As with understanding any issue, the best place to begin is with the Bible. In the New Testament, the term for the teaching/shepherding office in the church is “elder” (presbuteros) or “overseer/bishop” (episkopos). The apostle Paul clearly uses these two terms interchangeably in Titus 1, and Luke does the same in Acts 20 describing Paul’s farewell address to the elders in Ephesus. The term “pastor” (poimaino) does not refer to an office in the church, but rather a function of elders (Acts 20:28, 1 Pet. 5:2). Pastoring or shepherding is one of the things that elders do in the church. The exception is in Eph. 4:11 when Paul refers to “pastors” (poimenas), but does so in a list describing functions/gifts. Thus, there is biblical warrant for arguing that the term “pastor” can be used interchangeably with “elder/overseer.”
In the Pastoral Epistles, Paul instructs the young pastors Timothy and Titus that the office of elder is to be held only by qualified males (1 Tim. 2, 3 and Titus 1). Our confession, the Baptist Faith and Message (BF&M) 2000, affirms this scriptural teaching when it states, “While both men and women are gifted for service in the church, the office of pastor is limited to men as qualified by Scripture.” Shepherding/pastoring the congregation as a whole is a function of the office of elder/overseer/pastor and is limited to qualified males according to our confession.
Part of what has created some of the controversy in the SBC regarding women as pastors is the way Baptists have come to use the term “pastor.” It is noteworthy that the 1925 version of the Baptist Faith and Message does not use the term “pastor,” but rather states that offices in the church are “bishops, or elders, and deacons.” However, the 1963 and 2000 versions of the BF&M use the term “pastor.” The reason for this is that the term “pastor” had become synonymous with the office of “elder/overseer” in Baptist life. The difficulty is that in the last few decades, many SBC churches have begun to use the term “pastor” for a number of church staff members who are not qualified to be elders. It would seem to be helpful, therefore, if the term “pastor” was limited to those who are qualified to be elders since this is the meaning of the term in the BF&M.
Another helpful thing is to recognize the distinction of the office of elder/overseer/pastor and the function of pastoring/shepherding particularly when it comes to ordination. In the New Testament, ordination (or appointing/laying on of hands) was extended to the office of elder and not to any function or gift (Acts 14:23, Titus 1:5). Thus, ordaining someone for a certain function or gift they possess seems to be an extrabiblical practice that can cause confusion about the office of elder/overseer/pastor and those qualified to hold it.
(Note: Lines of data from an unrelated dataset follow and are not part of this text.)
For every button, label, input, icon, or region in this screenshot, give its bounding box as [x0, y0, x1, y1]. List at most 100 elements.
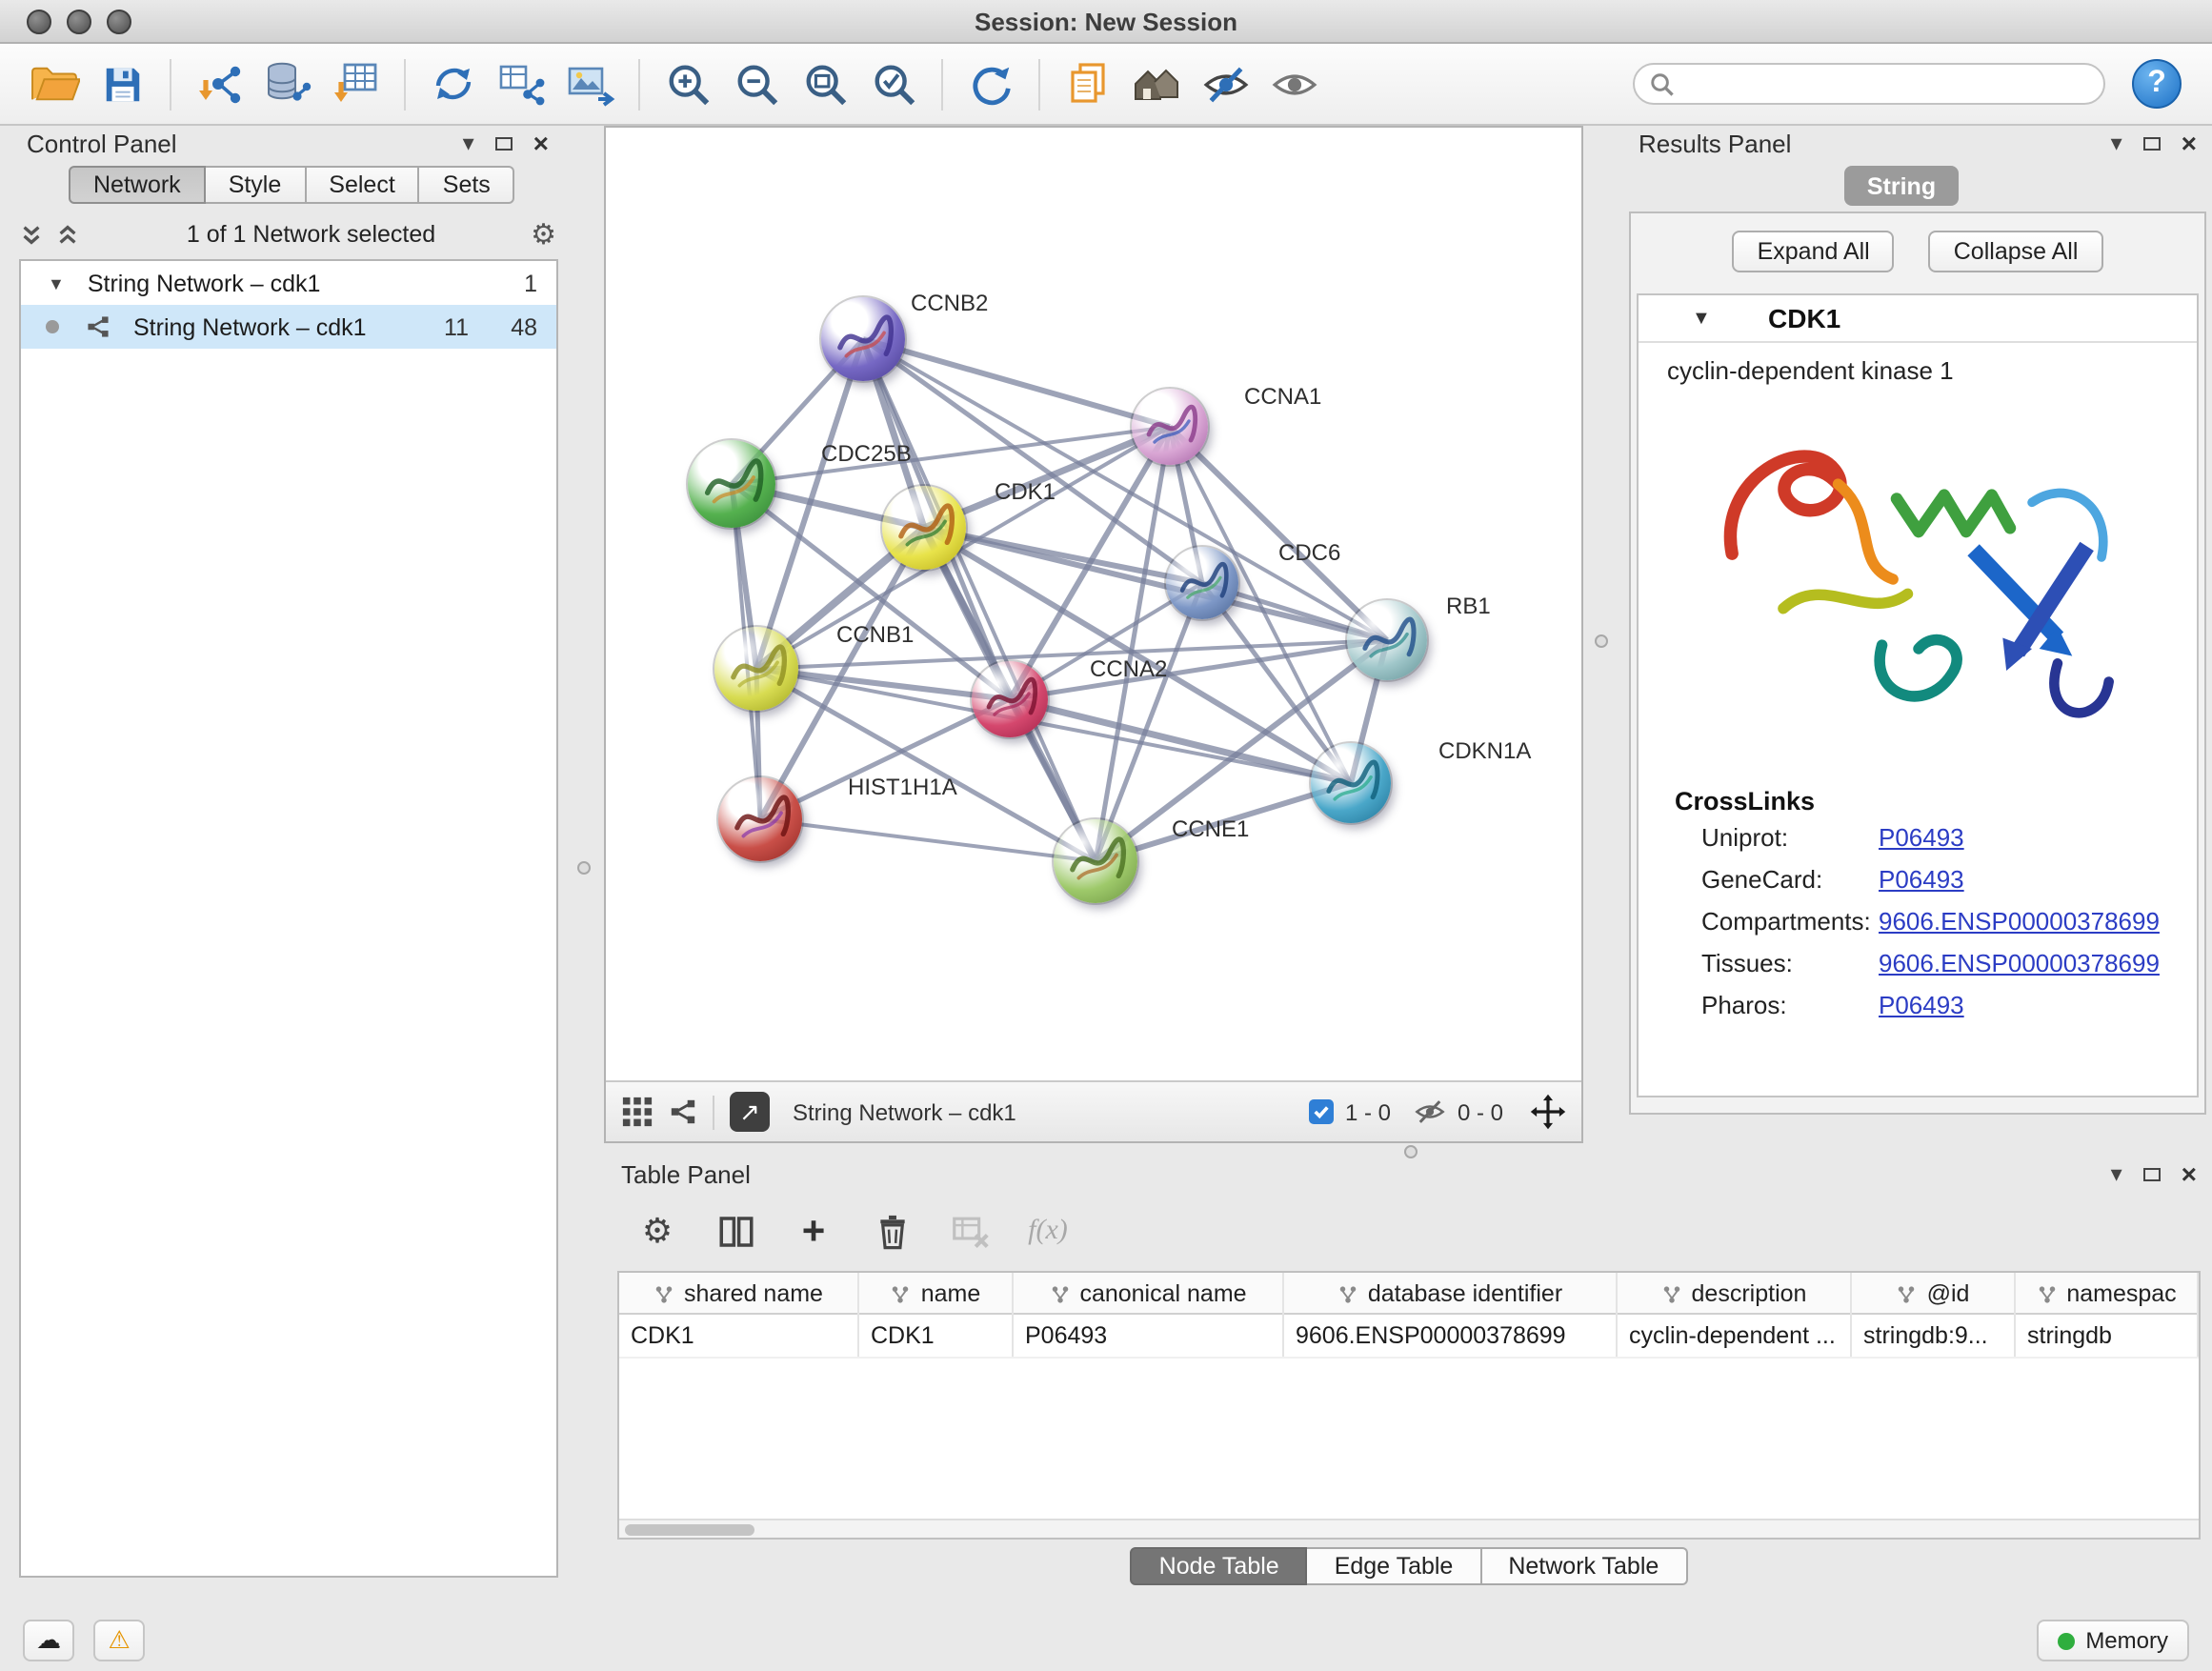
collection-disclosure-icon[interactable]: ▼ — [48, 273, 65, 292]
gene-disclosure-icon[interactable]: ▼ — [1692, 308, 1711, 329]
collapse-all-button[interactable]: Collapse All — [1929, 231, 2103, 272]
network-node-HIST1H1A[interactable] — [718, 777, 802, 861]
save-session-button[interactable] — [88, 50, 156, 118]
tab-sets[interactable]: Sets — [420, 166, 515, 204]
panel-close-icon[interactable]: × — [2182, 1160, 2197, 1187]
tab-edge-table[interactable]: Edge Table — [1308, 1547, 1482, 1585]
network-node-CDKN1A[interactable] — [1311, 743, 1391, 823]
panel-close-icon[interactable]: × — [2182, 130, 2197, 156]
panel-float-icon[interactable] — [495, 136, 513, 150]
panel-float-icon[interactable] — [2143, 136, 2161, 150]
column-header-shared-name[interactable]: shared name — [619, 1273, 859, 1315]
zoom-window-button[interactable] — [107, 10, 131, 34]
table-row[interactable]: CDK1CDK1P064939606.ENSP00000378699cyclin… — [619, 1315, 2199, 1359]
expand-all-button[interactable]: Expand All — [1733, 231, 1895, 272]
help-button[interactable]: ? — [2132, 59, 2182, 109]
selected-checkbox-icon[interactable] — [1309, 1099, 1334, 1124]
crosslink-label: GeneCard: — [1701, 864, 1879, 893]
network-node-CDC6[interactable] — [1166, 547, 1238, 619]
crosslink-link-pharos[interactable]: P06493 — [1879, 990, 1964, 1018]
panel-menu-icon[interactable]: ▾ — [463, 131, 474, 154]
tab-network[interactable]: Network — [69, 166, 206, 204]
toolbar-search — [1633, 63, 2105, 105]
warnings-button[interactable]: ⚠ — [93, 1620, 145, 1661]
refresh-view-button[interactable] — [956, 50, 1025, 118]
left-splitter-handle[interactable] — [577, 861, 591, 875]
network-collection-row[interactable]: ▼ String Network – cdk1 1 — [21, 261, 556, 305]
detach-view-button[interactable]: ↗ — [730, 1092, 770, 1132]
crosslink-link-uniprot[interactable]: P06493 — [1879, 822, 1964, 851]
network-node-CDC25B[interactable] — [688, 440, 775, 528]
tab-select[interactable]: Select — [306, 166, 420, 204]
expand-all-networks-icon[interactable] — [19, 222, 44, 247]
panel-menu-icon[interactable]: ▾ — [2111, 131, 2122, 154]
open-session-button[interactable] — [19, 50, 88, 118]
tab-style[interactable]: Style — [206, 166, 307, 204]
column-header-description[interactable]: description — [1618, 1273, 1852, 1315]
delete-column-button[interactable] — [867, 1206, 916, 1256]
node-layer: CCNB2CCNA1CDC25BCDK1CDC6RB1CCNB1CCNA2CDK… — [606, 128, 1581, 1080]
pan-crosshair-icon[interactable] — [1530, 1094, 1566, 1130]
panel-float-icon[interactable] — [2143, 1167, 2161, 1180]
hide-selected-button[interactable] — [1191, 50, 1259, 118]
search-input[interactable] — [1684, 70, 2088, 97]
houses-icon — [1132, 61, 1181, 107]
column-header-name[interactable]: name — [859, 1273, 1014, 1315]
network-options-gear-icon[interactable]: ⚙ — [531, 220, 556, 249]
tab-network-table[interactable]: Network Table — [1481, 1547, 1687, 1585]
network-node-CDK1[interactable] — [882, 486, 966, 570]
network-node-CCNA1[interactable] — [1132, 389, 1208, 465]
right-splitter-handle[interactable] — [1595, 634, 1608, 648]
trash-icon — [874, 1211, 910, 1251]
network-node-CCNE1[interactable] — [1054, 819, 1137, 903]
zoom-fit-button[interactable] — [791, 50, 859, 118]
table-options-button[interactable]: ⚙ — [633, 1206, 682, 1256]
network-node-RB1[interactable] — [1347, 600, 1427, 680]
column-header--id[interactable]: @id — [1852, 1273, 2016, 1315]
create-column-button[interactable]: + — [789, 1206, 838, 1256]
first-neighbors-button[interactable] — [1122, 50, 1191, 118]
network-arrows-icon — [429, 59, 478, 109]
copy-document-button[interactable] — [1054, 50, 1122, 118]
memory-button[interactable]: Memory — [2036, 1620, 2189, 1661]
show-columns-button[interactable] — [711, 1206, 760, 1256]
crosslink-link-genecard[interactable]: P06493 — [1879, 864, 1964, 893]
network-from-selection-button[interactable] — [419, 50, 488, 118]
scrollbar-thumb[interactable] — [625, 1523, 754, 1536]
import-network-from-file-button[interactable] — [185, 50, 253, 118]
network-node-CCNB1[interactable] — [714, 627, 798, 711]
panel-menu-icon[interactable]: ▾ — [2111, 1162, 2122, 1185]
panel-close-icon[interactable]: × — [533, 130, 549, 156]
column-header-canonical-name[interactable]: canonical name — [1014, 1273, 1284, 1315]
network-overview-icon[interactable] — [669, 1097, 697, 1126]
crosslink-link-compartments[interactable]: 9606.ENSP00000378699 — [1879, 906, 2160, 935]
column-header-database-identifier[interactable]: database identifier — [1284, 1273, 1618, 1315]
network-label: String Network – cdk1 — [133, 313, 367, 340]
cloud-status-button[interactable]: ☁ — [23, 1620, 74, 1661]
import-table-from-file-button[interactable] — [322, 50, 391, 118]
footer-separator — [713, 1095, 714, 1129]
network-and-table-button[interactable] — [488, 50, 556, 118]
import-table-icon — [332, 59, 381, 109]
crosslink-link-tissues[interactable]: 9606.ENSP00000378699 — [1879, 948, 2160, 976]
network-node-CCNA2[interactable] — [972, 661, 1048, 737]
tab-string[interactable]: String — [1844, 166, 1959, 206]
zoom-out-button[interactable] — [722, 50, 791, 118]
cytoscape-window: Session: New Session — [0, 0, 2212, 1671]
control-panel-tabs: Network Style Select Sets — [69, 166, 515, 204]
import-network-from-database-button[interactable] — [253, 50, 322, 118]
network-node-CCNB2[interactable] — [821, 297, 905, 381]
close-window-button[interactable] — [27, 10, 51, 34]
grid-view-icon[interactable] — [621, 1096, 654, 1128]
column-header-namespac[interactable]: namespac — [2016, 1273, 2199, 1315]
network-row[interactable]: String Network – cdk1 11 48 — [21, 305, 556, 349]
zoom-selected-button[interactable] — [859, 50, 928, 118]
show-all-button[interactable] — [1259, 50, 1328, 118]
tab-node-table[interactable]: Node Table — [1131, 1547, 1308, 1585]
export-image-button[interactable] — [556, 50, 625, 118]
table-horizontal-scrollbar[interactable] — [619, 1519, 2199, 1538]
collapse-all-networks-icon[interactable] — [55, 222, 80, 247]
network-canvas[interactable]: CCNB2CCNA1CDC25BCDK1CDC6RB1CCNB1CCNA2CDK… — [606, 128, 1581, 1080]
zoom-in-button[interactable] — [654, 50, 722, 118]
minimize-window-button[interactable] — [67, 10, 91, 34]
In conclusion, I do not believe there is widespread confusion or departure from the biblical teaching or the BF&M regarding the qualifications of a pastor among Southern Baptists. Any confusion seems to stem from the way some have come to use the term “pastor” in a way not directly correlated to “elder/overseer” and from a lack of separating the office and the function of pastor and pastoring. I believe it is very important to note that one of the dangers in a discussion such as this is that we tend to focus more on what women cannot do in the church as opposed to what they do. Women are undoubtedly gifted and called to ministry. Think about how dependent our churches are on the ministry of women! They serve the kingdom of God in a wide range of capacities. The commands in Scripture to go and make disciples and to serve Jesus’ church are not intended for men only. As we think about this topic of scriptural qualifications for pastor, let’s not forget to appreciate the essential role women play in the ministry of the church.